Interestingly, Doughty lost more than her pacing in the latter part of the book. She puts a big effort into an intelligent concept, then reached out for a gimmicky ending by doing a Gotcha! For me, that type of thing breaks the contract between reader and writer, because doing an abrupt and unanticipated about-face is only for the purpose of fooling me. A writer as gifted as Doughty could’ve come up with a clever twist, and I would’ve admired that.

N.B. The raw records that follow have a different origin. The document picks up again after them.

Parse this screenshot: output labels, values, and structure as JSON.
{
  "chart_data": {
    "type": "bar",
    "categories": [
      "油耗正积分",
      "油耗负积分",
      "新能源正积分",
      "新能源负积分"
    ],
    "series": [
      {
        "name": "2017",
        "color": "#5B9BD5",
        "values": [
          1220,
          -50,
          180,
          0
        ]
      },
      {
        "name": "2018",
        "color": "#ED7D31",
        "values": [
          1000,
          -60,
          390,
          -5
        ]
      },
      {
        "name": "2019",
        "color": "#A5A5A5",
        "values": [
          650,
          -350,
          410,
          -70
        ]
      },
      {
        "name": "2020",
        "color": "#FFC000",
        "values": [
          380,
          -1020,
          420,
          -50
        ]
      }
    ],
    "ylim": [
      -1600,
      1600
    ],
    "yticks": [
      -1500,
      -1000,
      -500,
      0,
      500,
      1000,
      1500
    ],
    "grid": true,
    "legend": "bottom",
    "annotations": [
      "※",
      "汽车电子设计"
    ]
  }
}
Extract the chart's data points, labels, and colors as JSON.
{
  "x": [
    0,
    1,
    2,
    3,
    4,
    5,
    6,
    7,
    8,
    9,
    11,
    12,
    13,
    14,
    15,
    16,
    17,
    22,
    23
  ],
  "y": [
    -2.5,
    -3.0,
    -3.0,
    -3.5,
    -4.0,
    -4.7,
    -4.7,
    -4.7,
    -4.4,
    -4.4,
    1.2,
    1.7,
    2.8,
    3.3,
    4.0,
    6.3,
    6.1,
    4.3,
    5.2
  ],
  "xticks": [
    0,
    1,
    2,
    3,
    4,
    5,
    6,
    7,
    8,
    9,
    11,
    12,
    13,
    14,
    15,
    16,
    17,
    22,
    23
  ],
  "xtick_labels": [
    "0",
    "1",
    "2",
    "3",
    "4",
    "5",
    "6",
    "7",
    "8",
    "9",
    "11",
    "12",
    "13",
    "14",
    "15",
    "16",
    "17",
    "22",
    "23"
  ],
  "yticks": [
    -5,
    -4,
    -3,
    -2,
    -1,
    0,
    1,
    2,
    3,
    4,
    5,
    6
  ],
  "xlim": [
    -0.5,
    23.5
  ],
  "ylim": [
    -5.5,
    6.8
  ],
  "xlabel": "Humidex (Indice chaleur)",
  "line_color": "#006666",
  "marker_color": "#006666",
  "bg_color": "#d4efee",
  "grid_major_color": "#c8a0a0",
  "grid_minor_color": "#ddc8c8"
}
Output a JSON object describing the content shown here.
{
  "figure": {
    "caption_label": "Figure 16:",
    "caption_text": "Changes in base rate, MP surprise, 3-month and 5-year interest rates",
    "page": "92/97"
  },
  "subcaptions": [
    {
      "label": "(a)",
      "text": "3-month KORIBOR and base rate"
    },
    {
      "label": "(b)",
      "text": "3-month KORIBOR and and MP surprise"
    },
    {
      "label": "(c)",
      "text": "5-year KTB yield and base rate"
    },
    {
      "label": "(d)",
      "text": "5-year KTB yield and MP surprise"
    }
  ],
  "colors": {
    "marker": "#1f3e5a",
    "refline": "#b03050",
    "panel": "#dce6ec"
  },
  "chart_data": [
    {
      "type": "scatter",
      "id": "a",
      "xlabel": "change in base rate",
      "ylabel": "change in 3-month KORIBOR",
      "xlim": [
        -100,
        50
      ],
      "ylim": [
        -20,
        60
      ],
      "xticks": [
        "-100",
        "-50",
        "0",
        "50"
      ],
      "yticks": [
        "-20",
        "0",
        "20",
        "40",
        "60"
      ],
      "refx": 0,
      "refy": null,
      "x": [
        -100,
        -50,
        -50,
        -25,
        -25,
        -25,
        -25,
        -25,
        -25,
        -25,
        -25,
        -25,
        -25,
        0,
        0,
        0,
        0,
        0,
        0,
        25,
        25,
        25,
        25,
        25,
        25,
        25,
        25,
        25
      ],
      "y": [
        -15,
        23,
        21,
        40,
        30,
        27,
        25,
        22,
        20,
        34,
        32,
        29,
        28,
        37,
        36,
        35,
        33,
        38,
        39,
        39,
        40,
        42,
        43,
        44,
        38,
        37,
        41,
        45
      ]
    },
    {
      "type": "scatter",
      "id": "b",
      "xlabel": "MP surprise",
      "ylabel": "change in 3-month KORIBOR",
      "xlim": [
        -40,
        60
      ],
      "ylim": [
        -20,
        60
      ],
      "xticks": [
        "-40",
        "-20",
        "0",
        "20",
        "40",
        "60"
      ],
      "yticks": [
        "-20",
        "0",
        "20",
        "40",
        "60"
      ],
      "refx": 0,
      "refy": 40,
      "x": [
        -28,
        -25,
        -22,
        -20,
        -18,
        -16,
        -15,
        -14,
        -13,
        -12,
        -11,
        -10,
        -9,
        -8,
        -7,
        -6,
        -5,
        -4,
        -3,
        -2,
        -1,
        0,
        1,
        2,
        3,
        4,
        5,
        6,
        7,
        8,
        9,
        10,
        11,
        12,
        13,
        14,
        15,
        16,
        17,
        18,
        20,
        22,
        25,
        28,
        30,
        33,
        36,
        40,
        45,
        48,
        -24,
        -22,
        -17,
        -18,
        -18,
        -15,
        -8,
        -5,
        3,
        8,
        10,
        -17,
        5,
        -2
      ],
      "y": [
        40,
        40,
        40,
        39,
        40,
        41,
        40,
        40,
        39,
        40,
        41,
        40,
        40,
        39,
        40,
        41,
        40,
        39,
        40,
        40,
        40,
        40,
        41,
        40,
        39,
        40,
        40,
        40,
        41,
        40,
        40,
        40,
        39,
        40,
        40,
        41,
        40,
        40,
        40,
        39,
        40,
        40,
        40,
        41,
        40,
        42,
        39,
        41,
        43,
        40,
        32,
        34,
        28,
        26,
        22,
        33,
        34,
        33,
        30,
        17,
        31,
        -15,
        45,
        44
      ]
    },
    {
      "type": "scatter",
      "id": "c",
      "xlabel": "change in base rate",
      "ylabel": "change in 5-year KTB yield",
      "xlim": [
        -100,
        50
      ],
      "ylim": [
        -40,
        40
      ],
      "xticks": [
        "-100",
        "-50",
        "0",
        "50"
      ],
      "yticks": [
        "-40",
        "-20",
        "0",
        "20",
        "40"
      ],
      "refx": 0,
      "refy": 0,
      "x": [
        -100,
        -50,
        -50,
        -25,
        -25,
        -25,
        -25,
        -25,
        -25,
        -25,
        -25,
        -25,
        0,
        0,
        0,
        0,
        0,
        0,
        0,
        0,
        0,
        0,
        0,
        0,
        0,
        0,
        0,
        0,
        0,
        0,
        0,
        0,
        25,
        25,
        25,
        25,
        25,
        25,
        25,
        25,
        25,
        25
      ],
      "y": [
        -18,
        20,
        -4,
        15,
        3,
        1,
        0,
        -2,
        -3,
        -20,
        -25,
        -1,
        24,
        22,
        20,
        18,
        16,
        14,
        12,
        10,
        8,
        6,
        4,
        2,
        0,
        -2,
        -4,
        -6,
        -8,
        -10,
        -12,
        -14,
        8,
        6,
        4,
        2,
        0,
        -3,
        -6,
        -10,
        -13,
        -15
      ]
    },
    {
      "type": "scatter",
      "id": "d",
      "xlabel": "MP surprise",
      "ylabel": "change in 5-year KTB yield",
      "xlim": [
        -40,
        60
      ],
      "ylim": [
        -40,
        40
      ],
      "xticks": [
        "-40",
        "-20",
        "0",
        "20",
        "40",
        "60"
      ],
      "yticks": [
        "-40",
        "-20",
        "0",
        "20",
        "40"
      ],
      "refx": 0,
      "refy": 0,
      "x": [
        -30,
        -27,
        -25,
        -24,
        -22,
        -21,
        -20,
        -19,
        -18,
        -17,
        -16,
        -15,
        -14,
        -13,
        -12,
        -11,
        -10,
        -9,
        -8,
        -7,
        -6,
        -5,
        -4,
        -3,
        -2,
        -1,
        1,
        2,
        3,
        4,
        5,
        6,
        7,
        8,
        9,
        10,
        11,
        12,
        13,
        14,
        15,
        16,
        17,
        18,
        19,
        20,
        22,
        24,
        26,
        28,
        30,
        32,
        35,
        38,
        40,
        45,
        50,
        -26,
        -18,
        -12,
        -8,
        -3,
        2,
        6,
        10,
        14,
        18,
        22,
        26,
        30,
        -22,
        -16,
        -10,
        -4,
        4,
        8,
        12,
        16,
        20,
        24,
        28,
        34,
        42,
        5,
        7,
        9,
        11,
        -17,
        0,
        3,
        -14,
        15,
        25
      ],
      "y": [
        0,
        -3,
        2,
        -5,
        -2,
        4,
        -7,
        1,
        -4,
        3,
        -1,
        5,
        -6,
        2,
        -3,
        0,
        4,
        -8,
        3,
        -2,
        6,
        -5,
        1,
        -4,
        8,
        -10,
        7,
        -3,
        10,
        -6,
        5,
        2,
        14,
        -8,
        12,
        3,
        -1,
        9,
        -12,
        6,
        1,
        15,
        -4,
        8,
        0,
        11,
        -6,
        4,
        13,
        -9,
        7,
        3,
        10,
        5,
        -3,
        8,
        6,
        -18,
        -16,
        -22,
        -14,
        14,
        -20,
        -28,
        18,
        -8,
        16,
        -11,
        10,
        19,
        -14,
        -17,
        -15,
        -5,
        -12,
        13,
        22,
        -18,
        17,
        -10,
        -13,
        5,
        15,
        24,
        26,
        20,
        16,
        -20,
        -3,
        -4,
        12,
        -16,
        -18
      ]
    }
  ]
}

One last complaint about Apple Tree Yard. The narration is coloured with science, which for the most part is done well, but then enter stage left, the psychologist. Trying hard here to avoid spoilers, I’ll say that both technically and for continuity purposes, her psychology is unbelievable to anyone in the field and perhaps to readers who don’t have psych degrees and who haven’t been expert witnesses. Big red flag here to all of us – don’t skimp on your research. Have everything checked and rechecked by people in the field you’re writing about or risk blowing the illusion for a certain percentage of your readers.
So then I read two not-so-well written books, The Detective’s Daughter by Lesley Thomson and Mark Billingham’s The Dying Hours. Billingham himself is a lovely guy, but not a writer I’d take notes from. The crime genre is irresistible to me, like those nights you pull out a bag of crisps and eat the whole thing, only to wonder what craziness took hold of you. That itch scratched, I won’t go back to Billingham for a long time.
But The Detective’s Daughter is billed as intelligent crime writing. Although her concept intrigues, both her writing and characterisation fall short. Again, I wondered about who edited this book, because it reads like an early draft rather than a finished product; there’s also several typos in the printed version.
Along the same vein, Thomson’s narrative, in some instances, reads like the notes taken from her research, rather than prose. I’ve done this myself, forget to dress up the research into a story, into fiction. No matter how interesting we find our own research, reporting it isn’t the purpose of the novel. You sneak it into the story, like the conniving person that a writer has to be.
The book also reads as if Thomson were beating several drums at once, and not in rhythm. As a writer who has multiple themes going in my work, I know this is a tricky thing, and not one I always do well. But no matter how strong our passion for a social injustice, it has to be distilled into art. Fiction first and foremost is to make us believe a lie. Whatever social change comes of it is secondary.
So that’s January’s fiction reading and I learned something from all five of them. If you’ve read any of these books, let’s discuss them.